My original research was on the early twentieth century German philosopher Ernst Cassirer (published in January 2009 with Princeton University Press as Ernst Cassirer: The Last Philosopher of Culture) but my interests have since shifted to moral and political philosophy. I have written essays on the ethics of capitalism, the value of happiness and the philosophical importance of the history of ideas. My most recent book, co-written with my father Robert, is called How Much is Enough? Money and the Good Life. It came out in the UK with Allen Lane in June 2012 and has been translated into 15 languages worldwide. A following book, The Language of the Virtues, is forthcoming with Princeton University Press.

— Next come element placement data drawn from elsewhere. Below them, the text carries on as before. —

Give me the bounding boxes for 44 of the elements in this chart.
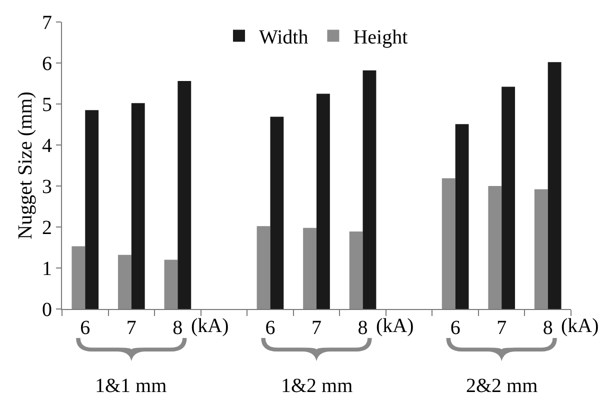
y-tick-label: 7 bbox=[42, 12, 52, 34]
y-tick-label: 0 bbox=[42, 299, 52, 321]
bar bbox=[131, 103, 145, 309]
x-tick-label: 8 bbox=[542, 317, 553, 339]
bar bbox=[178, 81, 192, 309]
text: 1&2 mm bbox=[281, 375, 354, 397]
x-tick-label: 6 bbox=[80, 317, 90, 339]
y-tick-label: 2 bbox=[42, 217, 52, 239]
bar bbox=[349, 232, 363, 309]
bar bbox=[548, 62, 562, 309]
text: 2&2 mm bbox=[466, 375, 538, 397]
bar bbox=[303, 228, 316, 309]
text: (kA) bbox=[376, 315, 414, 337]
bar bbox=[256, 226, 270, 309]
x-tick-label: 6 bbox=[265, 317, 276, 339]
bar bbox=[362, 70, 376, 309]
x-tick-label: 7 bbox=[496, 317, 507, 339]
y-tick-label: 4 bbox=[42, 135, 52, 157]
bar bbox=[442, 178, 456, 309]
bar bbox=[72, 246, 86, 309]
bar bbox=[316, 94, 330, 309]
x-tick-label: 7 bbox=[126, 317, 136, 339]
bar bbox=[270, 116, 284, 309]
text: (kA) bbox=[561, 315, 599, 337]
text: 1&1 mm bbox=[95, 375, 168, 397]
bar bbox=[502, 86, 516, 309]
x-tick-label: 8 bbox=[172, 317, 183, 339]
text: (kA) bbox=[191, 315, 229, 337]
bar bbox=[118, 254, 132, 309]
bar bbox=[164, 260, 178, 309]
y-tick-label: 5 bbox=[42, 94, 52, 116]
x-tick-label: 8 bbox=[358, 317, 368, 339]
y-axis-title: Nugget Size (mm) bbox=[14, 92, 36, 240]
x-tick-label: 6 bbox=[450, 317, 460, 339]
y-tick-label: 3 bbox=[42, 176, 52, 198]
legend-label: Height bbox=[353, 26, 408, 49]
x-tick-label: 7 bbox=[312, 317, 322, 339]
bar bbox=[455, 124, 469, 309]
y-tick-label: 1 bbox=[42, 258, 52, 280]
y-tick-label: 6 bbox=[42, 53, 52, 75]
bar bbox=[488, 186, 502, 309]
bar bbox=[85, 110, 99, 309]
bar bbox=[534, 189, 548, 309]
legend-label: Width bbox=[259, 26, 308, 49]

I also have also created a website, "Virtues of the Dead": see epigraphs.net. This is an interactive database of epitaphs from churches and cathedrals across the UK, showing how people in the past saw fit to commemorate their dear departed. You can search it by region, date, name or virtue-concept - "earnest", "benevolent", "pious" etc. - so as to uncover trends and correlations. My hope is that "Virtues of the Dead" will become a resource for all researchers interested in cultural change in modern and early-modern Britain.
Research interests
Ernst Cassirer
Virtue ethics
Ethics and economics
The history of the virtues
Research supervision
- Ernst Cassirer
- Twentieth-century German philosophy and social thought
- Art as a social practice
- Virtue ethics
- Ethics and Economics
Research students
I am currently supervising Toby Sherman, who is writing a doctoral thesis on conceptions of happiness. From 2010-2013, I co-supervised Christopher Fear, who wrote his thesis on Collingwood's theory of history.
Modules taught
- PHL1005A - Evidence and Argument 1
- PHL1112 - Philosophy of Film
- PHL3013 - Virtues and Vices
Biography
I first studied philosophy together with theology as an undergraduate at Oxford from 1992-95. After graduating, I worked for two years with a Moscow NGO and a further two with a London-based publisher and think-tank. I returned to Oxford from 2000-05 – the politics department this time – to do a doctorate on the late idealist philosopher of science and culture Ernst Cassirer, spending two years as a visiting student at the Humboldt University, Berlin. I speak fluent German and rusty Russian. Apart from philosophy, I enjoy looking at art and architecture, cooking and playing ping pong.